3. Mempromosikan Penyembuhan:
* Salep Topikal (Opsional):
* Gel oral yang dijual bebas: Beberapa gel OTC yang mengandung bahan seperti benzokain (anestesi topikal) dapat meredakan nyeri sementara. Ikuti instruksi produk. *Perhatian:Benzokain dapat menyebabkan reaksi alergi pada beberapa orang.*
* Gel Asam Hyaluronic: Beberapa penelitian menunjukkan gel asam hialuronat dapat meningkatkan penyembuhan luka. Carilah gel oral yang dirancang khusus untuk mengatasi sariawan.
* Hidrasi: Tetap terhidrasi dengan baik. Minum banyak air membantu menjaga kelembapan mulut dan membantu penyembuhan.
4. Kelola Rasa Sakitnya:
* Pereda Sakit yang Dijual bebas: Jika perlu, konsumsi obat pereda nyeri yang dijual bebas seperti ibuprofen (Advil, Motrin) atau acetaminophen (Tylenol) untuk mengatasi nyeri dan peradangan. Ikuti petunjuk dosis pada label.
* Kompres Dingin: Mengompres pipi bagian luar dekat luka dapat membantu mengurangi rasa sakit dan bengkak.
5. Mencegah Gigitan Lebih Lanjut:
* Identifikasi Penyebabnya: Pikirkan tentang *kenapa* kamu menggigit pipimu. Apakah itu stres? Makan terlalu cepat? Ada masalah dengan susunan gigi Anda?
* Mengurangi Stres: Jika stres adalah pemicunya, temukan cara sehat untuk mengelolanya, seperti berolahraga, meditasi, atau menghabiskan waktu di alam.
* Memperlambat Makan: Perhatikan cara Anda mengunyah dan jangan terburu-buru.
* Pemeriksaan Gigi: Jika Anda sering menggigit pipi, temui dokter gigi Anda. Mereka dapat memeriksa keselarasan gigi Anda atau masalah gigi apa pun yang mungkin berkontribusi terhadap masalah tersebut. Dalam beberapa kasus, peralatan gigi (seperti penjaga malam) mungkin direkomendasikan.
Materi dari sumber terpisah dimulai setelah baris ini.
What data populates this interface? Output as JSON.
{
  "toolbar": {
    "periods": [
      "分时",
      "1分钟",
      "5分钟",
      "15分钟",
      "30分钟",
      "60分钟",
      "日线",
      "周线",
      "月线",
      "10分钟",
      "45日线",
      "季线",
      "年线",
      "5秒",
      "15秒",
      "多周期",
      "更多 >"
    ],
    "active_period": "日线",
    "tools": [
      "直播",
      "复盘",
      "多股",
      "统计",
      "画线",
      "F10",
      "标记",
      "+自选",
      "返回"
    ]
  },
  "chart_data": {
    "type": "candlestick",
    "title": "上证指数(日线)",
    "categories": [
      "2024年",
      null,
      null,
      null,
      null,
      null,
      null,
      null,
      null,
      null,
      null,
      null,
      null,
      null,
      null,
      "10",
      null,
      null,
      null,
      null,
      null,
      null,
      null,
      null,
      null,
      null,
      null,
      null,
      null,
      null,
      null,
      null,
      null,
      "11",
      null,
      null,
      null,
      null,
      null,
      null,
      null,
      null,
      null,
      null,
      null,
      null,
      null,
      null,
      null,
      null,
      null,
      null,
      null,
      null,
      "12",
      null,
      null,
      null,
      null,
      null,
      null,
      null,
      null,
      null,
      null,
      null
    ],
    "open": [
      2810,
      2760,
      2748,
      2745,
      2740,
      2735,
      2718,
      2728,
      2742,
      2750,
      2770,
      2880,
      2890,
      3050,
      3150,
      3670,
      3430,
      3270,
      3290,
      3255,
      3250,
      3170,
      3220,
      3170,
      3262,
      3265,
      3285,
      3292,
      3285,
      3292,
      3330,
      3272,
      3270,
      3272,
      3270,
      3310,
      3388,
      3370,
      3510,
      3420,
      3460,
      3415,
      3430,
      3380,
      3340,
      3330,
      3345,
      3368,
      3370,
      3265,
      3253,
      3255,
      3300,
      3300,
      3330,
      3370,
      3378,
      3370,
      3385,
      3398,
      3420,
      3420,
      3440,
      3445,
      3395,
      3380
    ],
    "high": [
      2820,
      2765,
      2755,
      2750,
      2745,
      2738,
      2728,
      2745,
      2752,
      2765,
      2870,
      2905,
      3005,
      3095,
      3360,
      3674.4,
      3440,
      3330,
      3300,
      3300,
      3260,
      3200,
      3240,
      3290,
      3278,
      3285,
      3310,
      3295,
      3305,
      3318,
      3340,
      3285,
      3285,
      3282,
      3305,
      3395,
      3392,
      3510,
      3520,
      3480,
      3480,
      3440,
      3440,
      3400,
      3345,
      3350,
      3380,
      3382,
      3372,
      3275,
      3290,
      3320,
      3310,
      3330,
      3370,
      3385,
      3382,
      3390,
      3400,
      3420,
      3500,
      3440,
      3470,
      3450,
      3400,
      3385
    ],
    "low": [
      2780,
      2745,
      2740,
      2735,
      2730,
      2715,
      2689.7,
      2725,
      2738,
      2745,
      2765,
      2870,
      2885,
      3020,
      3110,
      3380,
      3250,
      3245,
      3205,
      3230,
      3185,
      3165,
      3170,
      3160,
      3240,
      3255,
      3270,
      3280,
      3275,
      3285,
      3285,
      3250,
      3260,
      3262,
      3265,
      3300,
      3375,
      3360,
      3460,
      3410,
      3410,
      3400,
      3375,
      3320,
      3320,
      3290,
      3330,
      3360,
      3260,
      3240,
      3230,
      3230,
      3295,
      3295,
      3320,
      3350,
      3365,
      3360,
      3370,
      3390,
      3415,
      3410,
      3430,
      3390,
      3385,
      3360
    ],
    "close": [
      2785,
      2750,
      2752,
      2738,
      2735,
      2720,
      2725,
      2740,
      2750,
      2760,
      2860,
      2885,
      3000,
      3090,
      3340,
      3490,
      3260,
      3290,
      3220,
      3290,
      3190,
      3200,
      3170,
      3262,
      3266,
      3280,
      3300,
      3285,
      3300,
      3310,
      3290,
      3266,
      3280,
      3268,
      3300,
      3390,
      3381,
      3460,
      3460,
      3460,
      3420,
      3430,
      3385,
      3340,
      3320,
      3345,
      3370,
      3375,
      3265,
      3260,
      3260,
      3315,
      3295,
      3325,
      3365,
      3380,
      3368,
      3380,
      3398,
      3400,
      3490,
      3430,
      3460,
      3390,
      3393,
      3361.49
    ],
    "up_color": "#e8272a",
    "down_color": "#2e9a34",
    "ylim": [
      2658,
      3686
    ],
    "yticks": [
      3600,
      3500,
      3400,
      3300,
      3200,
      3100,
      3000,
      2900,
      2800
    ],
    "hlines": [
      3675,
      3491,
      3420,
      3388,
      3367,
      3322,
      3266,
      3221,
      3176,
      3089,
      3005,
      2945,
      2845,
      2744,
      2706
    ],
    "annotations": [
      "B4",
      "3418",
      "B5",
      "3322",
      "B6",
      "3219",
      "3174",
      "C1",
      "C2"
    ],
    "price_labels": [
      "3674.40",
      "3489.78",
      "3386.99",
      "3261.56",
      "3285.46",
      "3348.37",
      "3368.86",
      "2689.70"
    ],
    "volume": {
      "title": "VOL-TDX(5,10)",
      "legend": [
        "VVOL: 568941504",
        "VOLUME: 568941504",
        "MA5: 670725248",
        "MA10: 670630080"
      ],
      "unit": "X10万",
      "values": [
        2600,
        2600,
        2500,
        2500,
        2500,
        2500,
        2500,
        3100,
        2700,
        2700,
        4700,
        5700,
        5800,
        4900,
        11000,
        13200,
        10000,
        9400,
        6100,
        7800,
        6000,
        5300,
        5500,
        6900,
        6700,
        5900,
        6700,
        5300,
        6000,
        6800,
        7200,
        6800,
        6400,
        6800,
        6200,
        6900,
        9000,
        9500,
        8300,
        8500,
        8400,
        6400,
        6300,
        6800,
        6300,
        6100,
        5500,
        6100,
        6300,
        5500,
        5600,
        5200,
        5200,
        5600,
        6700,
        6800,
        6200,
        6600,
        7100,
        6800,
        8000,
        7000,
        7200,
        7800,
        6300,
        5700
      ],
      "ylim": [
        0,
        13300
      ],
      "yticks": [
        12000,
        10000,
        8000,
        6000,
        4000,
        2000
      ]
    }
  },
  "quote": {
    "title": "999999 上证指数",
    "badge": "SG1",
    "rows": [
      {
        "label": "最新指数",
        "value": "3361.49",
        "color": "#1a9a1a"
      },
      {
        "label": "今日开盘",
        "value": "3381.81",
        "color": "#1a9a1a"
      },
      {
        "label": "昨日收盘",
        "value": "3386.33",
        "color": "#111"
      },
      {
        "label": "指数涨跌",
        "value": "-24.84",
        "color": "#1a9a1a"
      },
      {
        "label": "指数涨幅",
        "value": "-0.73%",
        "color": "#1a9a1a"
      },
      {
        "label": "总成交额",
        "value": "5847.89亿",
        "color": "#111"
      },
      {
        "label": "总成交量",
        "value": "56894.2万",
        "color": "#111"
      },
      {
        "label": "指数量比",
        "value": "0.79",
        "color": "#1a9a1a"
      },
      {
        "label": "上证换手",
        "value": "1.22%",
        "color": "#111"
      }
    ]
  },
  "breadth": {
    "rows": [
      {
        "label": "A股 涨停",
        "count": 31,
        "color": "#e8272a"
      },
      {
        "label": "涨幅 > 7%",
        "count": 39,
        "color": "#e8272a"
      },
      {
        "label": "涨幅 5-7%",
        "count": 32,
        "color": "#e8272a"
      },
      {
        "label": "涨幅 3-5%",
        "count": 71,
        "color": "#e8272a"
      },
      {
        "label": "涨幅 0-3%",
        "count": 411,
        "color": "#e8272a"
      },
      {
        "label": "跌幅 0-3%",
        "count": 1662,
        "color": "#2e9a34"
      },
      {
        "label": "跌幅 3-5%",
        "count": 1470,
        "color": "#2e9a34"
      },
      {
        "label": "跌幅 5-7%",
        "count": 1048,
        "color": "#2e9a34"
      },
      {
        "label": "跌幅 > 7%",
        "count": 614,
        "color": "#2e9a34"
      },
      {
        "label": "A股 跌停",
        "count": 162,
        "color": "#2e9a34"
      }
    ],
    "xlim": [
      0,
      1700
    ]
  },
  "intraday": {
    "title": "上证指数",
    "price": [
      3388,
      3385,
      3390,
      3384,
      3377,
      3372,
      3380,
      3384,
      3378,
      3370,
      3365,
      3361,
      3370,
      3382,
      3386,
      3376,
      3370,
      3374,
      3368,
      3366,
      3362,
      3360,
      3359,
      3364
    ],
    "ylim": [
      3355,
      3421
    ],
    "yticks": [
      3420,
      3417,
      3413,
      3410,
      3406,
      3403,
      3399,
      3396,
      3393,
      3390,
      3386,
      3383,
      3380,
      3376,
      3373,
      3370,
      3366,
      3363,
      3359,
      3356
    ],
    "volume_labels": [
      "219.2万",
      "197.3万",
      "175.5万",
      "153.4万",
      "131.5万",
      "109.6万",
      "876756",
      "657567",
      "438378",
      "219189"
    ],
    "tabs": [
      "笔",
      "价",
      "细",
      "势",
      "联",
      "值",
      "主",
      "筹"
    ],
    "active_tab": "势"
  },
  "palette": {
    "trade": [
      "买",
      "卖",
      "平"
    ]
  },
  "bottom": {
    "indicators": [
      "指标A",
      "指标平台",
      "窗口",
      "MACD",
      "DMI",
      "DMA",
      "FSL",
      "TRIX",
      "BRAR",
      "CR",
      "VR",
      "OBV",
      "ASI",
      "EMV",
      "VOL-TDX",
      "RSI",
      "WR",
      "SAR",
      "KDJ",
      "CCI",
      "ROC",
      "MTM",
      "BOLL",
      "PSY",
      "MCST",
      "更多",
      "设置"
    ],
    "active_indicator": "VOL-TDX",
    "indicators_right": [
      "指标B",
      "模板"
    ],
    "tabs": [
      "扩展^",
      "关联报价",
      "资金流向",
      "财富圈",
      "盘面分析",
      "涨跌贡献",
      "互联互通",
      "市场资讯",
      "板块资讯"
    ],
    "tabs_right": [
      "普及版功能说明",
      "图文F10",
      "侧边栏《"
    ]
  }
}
Kapan Harus Menemui Dokter atau Dokter Gigi:
* Infeksi: Jika Anda melihat tanda-tanda infeksi, seperti rasa sakit yang semakin parah, kemerahan, bengkak, nanah, atau demam, segera temui dokter atau dokter gigi.
* Sakit yang Tidak Sembuh: Jika luka tidak kunjung membaik dalam satu atau dua minggu, atau semakin parah, konsultasikan dengan ahli kesehatan.
* Sering Menggigit Pipi: Jika Anda sering menggigit pipi meskipun sudah berusaha sekuat tenaga, temui dokter gigi Anda untuk mengetahui kemungkinan adanya masalah gigi yang mendasarinya.
* Penampilan Tidak Biasa: Jika luka tampak tidak biasa (misalnya sangat besar, bentuknya tidak beraturan, warnanya berbeda), segera periksakan ke dokter atau dokter gigi.
Singkatnya, sebagian besar gigitan pipi akan sembuh dengan sendirinya jika kebersihan mulut baik dan penanganannya hati-hati. Menjaga area tersebut tetap bersih, melindunginya dari iritasi lebih lanjut, dan mempercepat penyembuhan dengan pengobatan sederhana adalah kuncinya. Jika Anda mempunyai kekhawatiran, jangan ragu untuk mencari nasihat medis atau gigi profesional.